Ignorar, entre outras coisas, que a religião é uma forma de purificação existencial e de purga psicológica e insistir em despertar sonos hegemónicos e tentações dogmáticas é um risco que já revelou ter trágicas consequências e que, por isso, deve ser evitado a todo o custo, não apenas como imperativo prudencial mas igualmente por respeito e por dever de tolerância no convívio multicultural. Ou seja, é caso para dizer que, devido a doze ignóbeis caricaturas, a montanha foi a Maomé e não pariu um rato...
Etiquetas: Sociedade
2 Comments:
Oi, Miguel!
Não me parece que o tema (dos cartoons -- ou será cartunes?) valha tanta quantidade de tinta. Tanta tinta só se compreende pela quantidade de petróleo que está por trás.
Mas não é suficiente para me fazer compreender que imponhas limites à sátira cartoonística a partir do conceito de blasfémia. Blasfémia na tua pena de ateu (ou será agnóstico?) significa o quê, Miguel? Colocar Maomé como objecto de caricatura, por ex.?
Finalmente: o tom do politicamente correcto (de que fala o Rui) é dado definitivamente pelo argumento de que os caricaturistas não foram suficientemente sensatos por não atenderem a que a sua "atitude pode espoletar reacções menos contidas e desproporcionadas". Ó Miguel!...
Abraço.
Será mesmo o objectivo dos "Muçulmanos" criticar as caricaturas de Maomé? Não me parece que seja apenas isso.
O objectivo de quem promove estas manifestações desprovidas de sentido lógico, carregadas de violência e insensatez, não é, na minha opinião, de se manifestarem por uma "ofensa" às suas crenças, mas sim aproveitar-se de uma multidão de "cegos" (e de gente que não quer ver), incapazes de se aperceberem da realidade que os envolve a das manipulações que são alvo.
Acho que não será um absurdo dizer que os movimentos terroristas mais radicais "aplaudem" indirectamente as caricaturas de Maomé, uma vez que através delas encontram mais um "motivo" para influenciar as massas menos atentas, mais um motivo para lhes incutir que o ocidente é o "mal" e que só quer a destruição da sua Fé... E todos sabemos que isso não é verdade.
De certo se lembram das caricaturas que retratavam o Papa com um preservativo no nariz... Deu polémica... Mas pouca... Porquê? Porque não houve extremismos... E sem extremismos não há violências. Quem opta pelo extremismo está a ir contra os principios de qualquer religião: O bem comum, o respeito pelo próximo, a tolerância e a Paz.
Todos os que vão contra estes principios vão contra a religião que dizem defender, acabando por isso, por estar contra ela.
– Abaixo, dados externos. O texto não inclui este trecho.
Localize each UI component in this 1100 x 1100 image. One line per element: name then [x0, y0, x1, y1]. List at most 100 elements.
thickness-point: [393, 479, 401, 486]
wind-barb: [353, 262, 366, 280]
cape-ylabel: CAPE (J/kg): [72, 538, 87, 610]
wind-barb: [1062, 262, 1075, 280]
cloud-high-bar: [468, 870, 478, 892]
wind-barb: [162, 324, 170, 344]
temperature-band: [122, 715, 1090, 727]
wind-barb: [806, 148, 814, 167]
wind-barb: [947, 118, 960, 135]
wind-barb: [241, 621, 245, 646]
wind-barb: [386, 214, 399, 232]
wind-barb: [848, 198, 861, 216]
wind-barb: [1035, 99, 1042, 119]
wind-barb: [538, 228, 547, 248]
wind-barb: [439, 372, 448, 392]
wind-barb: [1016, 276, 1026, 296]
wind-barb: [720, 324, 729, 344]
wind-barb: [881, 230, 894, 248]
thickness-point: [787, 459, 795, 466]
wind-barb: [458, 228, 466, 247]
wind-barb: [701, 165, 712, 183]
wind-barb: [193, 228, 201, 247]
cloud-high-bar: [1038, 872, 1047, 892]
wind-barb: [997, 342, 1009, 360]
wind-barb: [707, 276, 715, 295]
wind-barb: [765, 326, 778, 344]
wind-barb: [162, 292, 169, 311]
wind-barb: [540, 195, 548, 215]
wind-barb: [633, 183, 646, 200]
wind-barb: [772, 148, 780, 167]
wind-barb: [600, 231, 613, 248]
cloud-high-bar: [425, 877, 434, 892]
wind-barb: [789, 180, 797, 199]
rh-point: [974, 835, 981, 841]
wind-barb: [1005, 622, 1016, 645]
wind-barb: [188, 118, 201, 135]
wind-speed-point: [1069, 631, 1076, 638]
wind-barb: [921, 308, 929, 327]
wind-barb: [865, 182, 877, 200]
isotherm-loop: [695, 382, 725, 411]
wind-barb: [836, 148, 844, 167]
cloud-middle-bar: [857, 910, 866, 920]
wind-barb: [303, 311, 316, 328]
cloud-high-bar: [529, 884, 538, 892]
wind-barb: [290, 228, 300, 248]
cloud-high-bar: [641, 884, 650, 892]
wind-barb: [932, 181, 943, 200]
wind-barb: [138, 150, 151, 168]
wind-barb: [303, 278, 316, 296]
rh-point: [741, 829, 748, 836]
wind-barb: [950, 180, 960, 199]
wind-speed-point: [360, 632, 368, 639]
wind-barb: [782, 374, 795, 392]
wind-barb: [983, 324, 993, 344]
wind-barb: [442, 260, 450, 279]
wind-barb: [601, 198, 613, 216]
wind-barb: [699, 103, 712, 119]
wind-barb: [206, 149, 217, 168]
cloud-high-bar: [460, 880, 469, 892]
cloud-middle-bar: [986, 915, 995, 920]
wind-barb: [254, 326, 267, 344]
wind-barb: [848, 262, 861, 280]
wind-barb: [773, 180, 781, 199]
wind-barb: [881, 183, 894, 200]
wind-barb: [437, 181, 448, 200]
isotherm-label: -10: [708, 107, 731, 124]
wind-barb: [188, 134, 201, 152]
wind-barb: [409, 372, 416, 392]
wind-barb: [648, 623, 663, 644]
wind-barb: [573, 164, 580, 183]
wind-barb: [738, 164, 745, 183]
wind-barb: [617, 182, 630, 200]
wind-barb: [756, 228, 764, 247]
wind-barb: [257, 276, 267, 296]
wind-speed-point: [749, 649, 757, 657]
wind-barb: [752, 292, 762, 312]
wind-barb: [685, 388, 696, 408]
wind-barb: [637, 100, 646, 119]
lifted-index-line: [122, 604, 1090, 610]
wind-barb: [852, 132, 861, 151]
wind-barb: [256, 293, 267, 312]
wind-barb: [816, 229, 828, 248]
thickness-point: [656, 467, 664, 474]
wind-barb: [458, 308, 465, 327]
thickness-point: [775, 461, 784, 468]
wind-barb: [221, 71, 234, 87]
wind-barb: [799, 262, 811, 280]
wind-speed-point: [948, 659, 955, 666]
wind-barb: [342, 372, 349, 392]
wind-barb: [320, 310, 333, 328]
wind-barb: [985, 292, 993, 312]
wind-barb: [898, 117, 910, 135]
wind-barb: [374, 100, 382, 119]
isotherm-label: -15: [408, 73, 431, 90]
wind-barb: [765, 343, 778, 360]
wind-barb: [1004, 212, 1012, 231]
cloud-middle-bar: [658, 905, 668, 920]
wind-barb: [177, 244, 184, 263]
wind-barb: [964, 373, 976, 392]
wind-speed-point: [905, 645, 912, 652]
No fundo, pouco importa aos regimes islâmicos se Maomé foi caricaturado, até lhes convém que tenha sido... Para fumentarem nos pobres cidadãos desses países um ódio injustificado ao Ocidente... E para terem mais liberdade "interna" nas suas políticas externas... Convém-lhes que as Embaixadas Incendiadas apareçam em Jornais e Telejornais de todos os países... Esperam fazer o Ocidente ter medo e tremer... Não lhes podemos dar esse luxo. Não iremos vacilar.